Civilization VI: New Frontier Pack 2 Makes Small Changes That Count

Civilization VI: New Frontier Pack 2 Impressions

I love watching a good game come together. It’s time to take a look at the new Civilization 6 update. Part two of the New Frontiers pack, we are going to dive in deep to the features added by the Ethiopia Update, and consider the way they change the game. Suffice to say, most changes are for the better!

Ethiopia Itself

The main feature of this new Civ update is of course a new civ. Menelik II leads Ethiopia, continuing this game’s focus on Christian African leaders. Menelik ruled the latter part of the 19th century, and his role in the game is to build an easily defensible religious civ. Ethiopia gets combat bonuses in hills, plus a unique cavalry unit that doesn’t get speed penalties in hilly terrain. The killer feature though, is called Council of Ministers. It lets Ethiopia turn 15% of their faith into bonus culture and religion.

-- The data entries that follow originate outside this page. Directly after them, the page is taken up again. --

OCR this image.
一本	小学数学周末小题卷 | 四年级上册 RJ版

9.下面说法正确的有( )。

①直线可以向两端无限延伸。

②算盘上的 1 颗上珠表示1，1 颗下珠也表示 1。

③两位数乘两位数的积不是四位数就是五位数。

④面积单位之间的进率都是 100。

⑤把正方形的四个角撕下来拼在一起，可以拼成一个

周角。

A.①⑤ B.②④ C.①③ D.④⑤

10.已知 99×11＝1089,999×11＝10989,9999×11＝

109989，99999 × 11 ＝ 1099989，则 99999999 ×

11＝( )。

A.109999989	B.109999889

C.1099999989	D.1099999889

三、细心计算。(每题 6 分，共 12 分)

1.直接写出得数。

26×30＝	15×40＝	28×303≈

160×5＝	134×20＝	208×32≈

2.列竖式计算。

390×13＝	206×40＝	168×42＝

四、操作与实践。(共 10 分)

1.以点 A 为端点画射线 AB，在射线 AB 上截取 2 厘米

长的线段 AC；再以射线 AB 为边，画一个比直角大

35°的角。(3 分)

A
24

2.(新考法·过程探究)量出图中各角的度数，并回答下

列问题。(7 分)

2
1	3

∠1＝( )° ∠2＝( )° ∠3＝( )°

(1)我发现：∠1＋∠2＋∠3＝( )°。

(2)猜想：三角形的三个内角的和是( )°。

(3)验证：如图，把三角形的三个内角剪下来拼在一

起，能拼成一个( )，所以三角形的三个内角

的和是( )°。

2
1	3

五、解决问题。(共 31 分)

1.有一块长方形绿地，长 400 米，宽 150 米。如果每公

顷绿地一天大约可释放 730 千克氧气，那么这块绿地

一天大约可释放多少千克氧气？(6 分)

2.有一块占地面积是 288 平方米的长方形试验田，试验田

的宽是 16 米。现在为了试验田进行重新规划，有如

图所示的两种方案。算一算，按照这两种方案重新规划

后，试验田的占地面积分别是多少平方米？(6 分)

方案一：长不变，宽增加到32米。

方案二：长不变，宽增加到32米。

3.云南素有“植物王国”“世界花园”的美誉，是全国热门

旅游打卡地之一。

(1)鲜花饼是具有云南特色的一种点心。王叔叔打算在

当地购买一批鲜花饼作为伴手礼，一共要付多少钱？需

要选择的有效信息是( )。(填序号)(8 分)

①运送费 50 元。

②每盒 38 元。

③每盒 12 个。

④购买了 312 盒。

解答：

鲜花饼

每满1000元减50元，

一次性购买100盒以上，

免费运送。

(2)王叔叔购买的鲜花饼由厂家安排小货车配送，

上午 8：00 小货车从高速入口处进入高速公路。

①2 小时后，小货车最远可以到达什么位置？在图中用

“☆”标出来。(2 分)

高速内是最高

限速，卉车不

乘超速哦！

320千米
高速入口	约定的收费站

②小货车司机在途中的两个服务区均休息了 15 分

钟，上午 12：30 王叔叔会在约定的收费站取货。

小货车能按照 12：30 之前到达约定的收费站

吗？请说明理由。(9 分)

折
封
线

This functions as one of those benefits that best compliments weaknesses. If you go wild with faith production as Ethiopia, it can mitigate your lack of science and culture. Functionally it’s sort of like playing as Alexander the Great, who gets techs and civics from capturing cities. It doesn’t make Alexander viable for those victory types, but it prevents him from falling far behind if he overspecializes. So too is Ethiopia encouraged to focus on faith production.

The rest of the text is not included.